Legacy Helpers (v1 compatible)

These functions are kept for backward compatibility.

# decode_all: applies URL + HTML + escape-sequence decoding in one pass
stringshift.decode_all("hello%20world")              # 'hello world'
stringshift.decode_all("&lt;b&gt;hi&lt;/b&gt;")     # '<b>hi</b>'
stringshift.decode_all("\\x", fallback="[error]")    # '[error]'  ← invalid escape

# Normalise Unicode
stringshift.normalize_text("café", "NFC")
stringshift.normalize_text("café", "NFD")

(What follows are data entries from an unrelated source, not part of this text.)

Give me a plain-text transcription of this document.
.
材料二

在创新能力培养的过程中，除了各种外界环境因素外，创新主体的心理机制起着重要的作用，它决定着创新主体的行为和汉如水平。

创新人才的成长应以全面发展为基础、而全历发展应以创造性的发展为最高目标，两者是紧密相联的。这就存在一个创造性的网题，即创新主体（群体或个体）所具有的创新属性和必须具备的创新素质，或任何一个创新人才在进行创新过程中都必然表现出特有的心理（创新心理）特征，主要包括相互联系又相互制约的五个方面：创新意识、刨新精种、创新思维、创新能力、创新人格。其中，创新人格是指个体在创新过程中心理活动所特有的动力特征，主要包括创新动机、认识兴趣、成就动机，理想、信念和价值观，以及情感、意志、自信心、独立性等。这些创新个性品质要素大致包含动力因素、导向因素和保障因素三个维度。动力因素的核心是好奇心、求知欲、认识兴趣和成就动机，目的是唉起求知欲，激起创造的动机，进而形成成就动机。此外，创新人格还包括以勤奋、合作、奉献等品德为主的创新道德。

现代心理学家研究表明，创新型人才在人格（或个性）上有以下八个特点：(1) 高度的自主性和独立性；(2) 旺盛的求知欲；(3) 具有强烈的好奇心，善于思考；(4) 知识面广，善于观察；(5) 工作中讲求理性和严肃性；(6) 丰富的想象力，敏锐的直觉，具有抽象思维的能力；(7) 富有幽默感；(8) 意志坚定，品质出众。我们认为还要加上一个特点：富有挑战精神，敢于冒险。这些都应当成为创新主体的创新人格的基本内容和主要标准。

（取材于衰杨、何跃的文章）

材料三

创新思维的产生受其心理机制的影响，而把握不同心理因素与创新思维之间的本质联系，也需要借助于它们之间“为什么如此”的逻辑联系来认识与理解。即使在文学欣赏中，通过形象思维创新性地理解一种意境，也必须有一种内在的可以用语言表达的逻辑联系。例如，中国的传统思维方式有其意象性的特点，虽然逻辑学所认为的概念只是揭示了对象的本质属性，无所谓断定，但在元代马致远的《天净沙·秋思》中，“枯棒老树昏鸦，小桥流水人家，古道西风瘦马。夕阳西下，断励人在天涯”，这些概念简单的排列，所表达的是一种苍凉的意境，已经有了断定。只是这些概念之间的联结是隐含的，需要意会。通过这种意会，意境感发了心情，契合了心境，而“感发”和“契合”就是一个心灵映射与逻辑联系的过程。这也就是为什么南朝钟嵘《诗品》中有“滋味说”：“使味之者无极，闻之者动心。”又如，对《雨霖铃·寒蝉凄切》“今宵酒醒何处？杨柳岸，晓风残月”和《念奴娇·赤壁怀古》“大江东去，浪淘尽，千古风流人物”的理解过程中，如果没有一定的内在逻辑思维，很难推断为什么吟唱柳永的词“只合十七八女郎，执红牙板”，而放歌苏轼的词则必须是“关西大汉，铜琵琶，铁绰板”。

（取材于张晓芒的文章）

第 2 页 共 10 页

# Parallel decode_all over a list
stringshift.batch_decode(["hello%20world", "&amp;foo"])
# ['hello world', '&foo']

Format Reference

Format Encode: "Hi" Notes
base64 SGk= RFC 4648, auto-padded
base32 JBQQ==== uppercase alphabet
base16 4869 uppercase hex
base58 9Ajd Bitcoin alphabet, no 0/O/I/l
base85 LrF Python base64.b85encode
ascii85 9jqo^ Adobe variant
hex 4869 lowercase, strips 0x/spaces/colons on decode
binary 01001000 01101001 8-bit groups, space-separated
url Hi ("Hi!"Hi%21) quote(safe="")
html Hi ("<b>"&lt;b&gt;) full entity escaping
quoted_printable Hi email-safe encoding
punycode caf-dma (for café) IDN domain encoding
uuencode *2&D classic Unix transfer encoding
rot13 Uv letter-only, self-inverse
rot47 w6 all printable ASCII, self-inverse
caesar Jk (shift=1) kwarg: shift (default 13)
atbash Sr A↔Z substitution, self-inverse
vigenere Rr (key="k") kwarg: key (default "key")
xor 62 43 kwarg: key int 0-255 (default 42)
morse .... .. dots, dashes, / for space
nato Hotel India full NATO phonetic alphabet
braille ⠓⠊ Grade 1 Braille
unicode_escape \u0048\u0069 \uXXXX / \xXX sequences
reverse iH self-inverse

Running Tests

pip install pytest
pytest tests/ -v

Contributing

Pull requests are welcome. To add a new codec:

  1. Add encode_<name> and decode_<name> functions to core.py
  2. Register them in ENCODE_REGISTRY and DECODE_REGISTRY
  3. Add a round-trip test in tests/test_core.py
  4. Update the format table in this README

License

MIT — free for personal and commercial use.